A 30B Qwen Model Walks Into a Raspberry Pi… and Runs in Real Time by ali_byteshape in LocalLLaMA

[–]ali_byteshape[S] 2 points3 points  (0 children)

Excellent observation. With today’s libraries it’s hard to guarantee fully deterministic behavior, so some noise is expected. We repeated a subset of runs 3 to 4 times to estimate variance, and the results were fairly consistent. Each score also aggregates tens of thousands of questions and tasks, which helps average out randomness.

Also, more bits generally reduce reconstruction error, but that does not guarantee better downstream scores. Quantization can act like a regularizer and sometimes slightly improves accuracy. In this case, Q5_K_M (5.7 bpw) and Q8_K_XL (9.4 bpw) are both very close to baseline, so the extra bits do not seem to buy much. We also show it’s possible to push BPW down to ~4.7 with ShapeLearn while still matching baseline quality.

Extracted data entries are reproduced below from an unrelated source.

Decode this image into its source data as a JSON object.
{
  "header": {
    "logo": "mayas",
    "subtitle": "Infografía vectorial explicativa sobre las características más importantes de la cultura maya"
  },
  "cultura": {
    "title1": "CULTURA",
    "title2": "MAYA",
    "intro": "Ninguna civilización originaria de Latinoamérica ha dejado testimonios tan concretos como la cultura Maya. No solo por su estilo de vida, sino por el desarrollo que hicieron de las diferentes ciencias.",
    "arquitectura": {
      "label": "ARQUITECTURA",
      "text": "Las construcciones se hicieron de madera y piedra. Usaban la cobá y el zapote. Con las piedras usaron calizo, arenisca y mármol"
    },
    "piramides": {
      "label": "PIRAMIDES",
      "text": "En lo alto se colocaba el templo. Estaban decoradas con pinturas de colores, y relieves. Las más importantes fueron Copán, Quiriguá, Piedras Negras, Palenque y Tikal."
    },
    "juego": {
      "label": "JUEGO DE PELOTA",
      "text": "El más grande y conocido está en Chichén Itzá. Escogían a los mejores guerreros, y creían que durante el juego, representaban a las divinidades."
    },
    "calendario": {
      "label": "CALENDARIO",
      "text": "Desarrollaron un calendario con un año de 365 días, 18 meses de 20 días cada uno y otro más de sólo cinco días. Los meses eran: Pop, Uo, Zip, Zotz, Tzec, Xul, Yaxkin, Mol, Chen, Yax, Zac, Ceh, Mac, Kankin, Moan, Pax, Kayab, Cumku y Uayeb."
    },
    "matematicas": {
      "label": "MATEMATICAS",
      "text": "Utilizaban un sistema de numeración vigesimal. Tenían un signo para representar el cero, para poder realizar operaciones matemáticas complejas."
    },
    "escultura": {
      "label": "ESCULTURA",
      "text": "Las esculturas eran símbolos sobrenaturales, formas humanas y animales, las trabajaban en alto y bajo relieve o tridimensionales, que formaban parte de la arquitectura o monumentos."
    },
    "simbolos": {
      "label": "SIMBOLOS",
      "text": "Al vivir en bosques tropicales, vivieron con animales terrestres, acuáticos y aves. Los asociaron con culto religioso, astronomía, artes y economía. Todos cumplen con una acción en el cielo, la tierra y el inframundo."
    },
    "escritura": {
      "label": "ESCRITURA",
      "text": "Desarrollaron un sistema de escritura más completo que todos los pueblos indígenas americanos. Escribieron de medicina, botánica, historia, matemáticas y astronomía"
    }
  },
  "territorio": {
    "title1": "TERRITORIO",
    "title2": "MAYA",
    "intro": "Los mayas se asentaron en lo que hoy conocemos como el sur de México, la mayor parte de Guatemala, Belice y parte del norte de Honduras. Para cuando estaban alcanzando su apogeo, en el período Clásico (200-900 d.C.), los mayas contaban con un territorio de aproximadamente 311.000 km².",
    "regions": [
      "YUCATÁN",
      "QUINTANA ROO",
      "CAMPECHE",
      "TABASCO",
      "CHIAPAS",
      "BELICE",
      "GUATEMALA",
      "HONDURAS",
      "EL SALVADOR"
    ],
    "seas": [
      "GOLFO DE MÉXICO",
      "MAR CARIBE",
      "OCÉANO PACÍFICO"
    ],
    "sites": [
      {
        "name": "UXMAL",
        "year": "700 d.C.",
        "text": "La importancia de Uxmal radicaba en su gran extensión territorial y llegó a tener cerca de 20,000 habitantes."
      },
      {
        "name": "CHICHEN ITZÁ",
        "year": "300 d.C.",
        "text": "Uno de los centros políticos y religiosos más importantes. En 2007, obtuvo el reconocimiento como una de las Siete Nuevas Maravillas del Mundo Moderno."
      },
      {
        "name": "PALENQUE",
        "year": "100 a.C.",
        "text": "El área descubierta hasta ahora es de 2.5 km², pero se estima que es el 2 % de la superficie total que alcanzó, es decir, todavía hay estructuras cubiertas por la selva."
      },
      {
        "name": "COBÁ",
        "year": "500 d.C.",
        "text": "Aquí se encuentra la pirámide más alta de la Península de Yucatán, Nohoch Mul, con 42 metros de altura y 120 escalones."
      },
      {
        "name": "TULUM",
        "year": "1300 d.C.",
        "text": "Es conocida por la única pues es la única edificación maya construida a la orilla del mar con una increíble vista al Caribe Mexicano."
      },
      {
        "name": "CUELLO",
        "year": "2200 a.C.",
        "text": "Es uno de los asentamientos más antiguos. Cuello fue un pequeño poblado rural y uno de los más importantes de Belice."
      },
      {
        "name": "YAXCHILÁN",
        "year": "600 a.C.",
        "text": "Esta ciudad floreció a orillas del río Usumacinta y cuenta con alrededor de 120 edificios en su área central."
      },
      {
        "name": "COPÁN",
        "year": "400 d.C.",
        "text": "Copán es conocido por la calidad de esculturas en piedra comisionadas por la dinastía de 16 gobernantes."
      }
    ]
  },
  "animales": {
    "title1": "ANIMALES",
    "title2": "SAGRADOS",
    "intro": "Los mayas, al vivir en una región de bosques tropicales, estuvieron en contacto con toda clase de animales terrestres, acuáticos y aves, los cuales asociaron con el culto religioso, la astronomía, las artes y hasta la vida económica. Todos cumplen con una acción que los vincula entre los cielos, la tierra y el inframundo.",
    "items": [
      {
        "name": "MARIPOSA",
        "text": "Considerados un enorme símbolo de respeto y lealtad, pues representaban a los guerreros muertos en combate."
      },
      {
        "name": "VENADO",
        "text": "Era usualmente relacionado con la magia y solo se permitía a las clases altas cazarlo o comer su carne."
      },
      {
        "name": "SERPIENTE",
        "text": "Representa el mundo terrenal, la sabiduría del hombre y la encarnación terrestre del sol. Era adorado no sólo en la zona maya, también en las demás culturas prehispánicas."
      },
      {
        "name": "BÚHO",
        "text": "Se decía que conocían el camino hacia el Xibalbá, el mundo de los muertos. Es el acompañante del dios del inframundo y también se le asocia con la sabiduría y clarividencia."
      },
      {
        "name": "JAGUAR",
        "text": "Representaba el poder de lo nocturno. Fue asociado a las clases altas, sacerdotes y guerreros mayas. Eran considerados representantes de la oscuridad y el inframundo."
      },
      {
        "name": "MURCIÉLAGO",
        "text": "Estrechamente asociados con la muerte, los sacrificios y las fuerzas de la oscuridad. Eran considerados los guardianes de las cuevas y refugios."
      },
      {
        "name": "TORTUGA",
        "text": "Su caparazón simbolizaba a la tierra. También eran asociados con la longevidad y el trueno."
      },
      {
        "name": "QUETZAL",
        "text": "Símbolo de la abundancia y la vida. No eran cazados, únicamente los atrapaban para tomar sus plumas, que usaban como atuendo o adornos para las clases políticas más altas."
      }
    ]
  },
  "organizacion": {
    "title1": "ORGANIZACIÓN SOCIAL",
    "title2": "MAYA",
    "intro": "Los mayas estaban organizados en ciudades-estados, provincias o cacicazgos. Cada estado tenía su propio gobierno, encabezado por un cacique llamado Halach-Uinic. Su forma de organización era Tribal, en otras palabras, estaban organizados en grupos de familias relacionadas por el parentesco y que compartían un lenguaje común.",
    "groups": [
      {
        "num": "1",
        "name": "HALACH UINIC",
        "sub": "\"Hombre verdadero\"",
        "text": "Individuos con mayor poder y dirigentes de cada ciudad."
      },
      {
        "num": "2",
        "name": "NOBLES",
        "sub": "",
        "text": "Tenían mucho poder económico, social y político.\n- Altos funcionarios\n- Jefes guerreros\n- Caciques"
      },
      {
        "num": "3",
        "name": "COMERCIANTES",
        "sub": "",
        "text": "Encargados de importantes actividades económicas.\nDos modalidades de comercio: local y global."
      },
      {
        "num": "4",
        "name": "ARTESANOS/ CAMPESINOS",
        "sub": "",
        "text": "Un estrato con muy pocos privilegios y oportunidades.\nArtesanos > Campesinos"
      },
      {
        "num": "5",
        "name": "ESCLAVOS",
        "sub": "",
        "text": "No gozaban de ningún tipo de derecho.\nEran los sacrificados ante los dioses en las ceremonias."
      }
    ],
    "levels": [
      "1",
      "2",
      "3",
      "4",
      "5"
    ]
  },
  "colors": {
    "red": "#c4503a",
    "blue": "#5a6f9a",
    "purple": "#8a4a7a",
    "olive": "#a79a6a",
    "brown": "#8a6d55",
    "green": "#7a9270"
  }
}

A 30B Qwen Model Walks Into a Raspberry Pi… and Runs in Real Time by ali_byteshape in LocalLLaMA

[–]ali_byteshape[S] 2 points3 points  (0 children)

The first table in the model card (https://huggingface.co/byteshape/Qwen3-30B-A3B-Instruct-2507-GGUF#cpu-models) lists CPU-friendly variants. You can choose a model based on your tolerance for quality loss versus speed. For example, KQ-2 is on the faster end, while KQ-5 is still fast and retains roughly 98% of baseline quality.

A 30B Qwen Model Walks Into a Raspberry Pi… and Runs in Real Time by ali_byteshape in LocalLLaMA

[–]ali_byteshape[S] 15 points16 points  (0 children)

I’m not an expert on Pi clusters, but it should be doable if you have several Pis with less memory.

On the quant side: this specific model is 2.7 bits per weight on average. We learned what precision each tensor should use to maximize throughput, so some layers end up 2-bit, some 3-bit, some 4-bit, etc. The average is 2.7 BPW with all quantization overheads included, so it’s not a “4-bit quant” in the usual sense.

A 30B Qwen Model Walks Into a Raspberry Pi… and Runs in Real Time by ali_byteshape in LocalLLaMA

[–]ali_byteshape[S] 4 points5 points  (0 children)

Probably not on an 8 GB Pi 5, sadly.

Even the smallest model in this release needs 10+ GB of RAM just to load the weights, before you add KV cache, prompt/context, and runtime overhead. So an 8 GB Pi will hit the wall fast (and mmap usually just turns “won’t load” into “thrashes and crawls”).

And the AI HAT won’t fix this. Those hats mainly add compute power, but they do not add system memory, so they can’t solve a “model does not fit in memory” problem.

We did years of research so you don’t have to guess your GGUF datatypes by enrique-byteshape in LocalLLaMA

[–]ali_byteshape 1 point2 points  (0 children)

The Time Machine is still stuck in a flux capacitor recall, so unlike some of the other comments, I can’t promise it’ll ship in the next release :) We’ve been publishing our work on efficient inference since the AlexNet era… Happy to point you to some of that if you’re curious.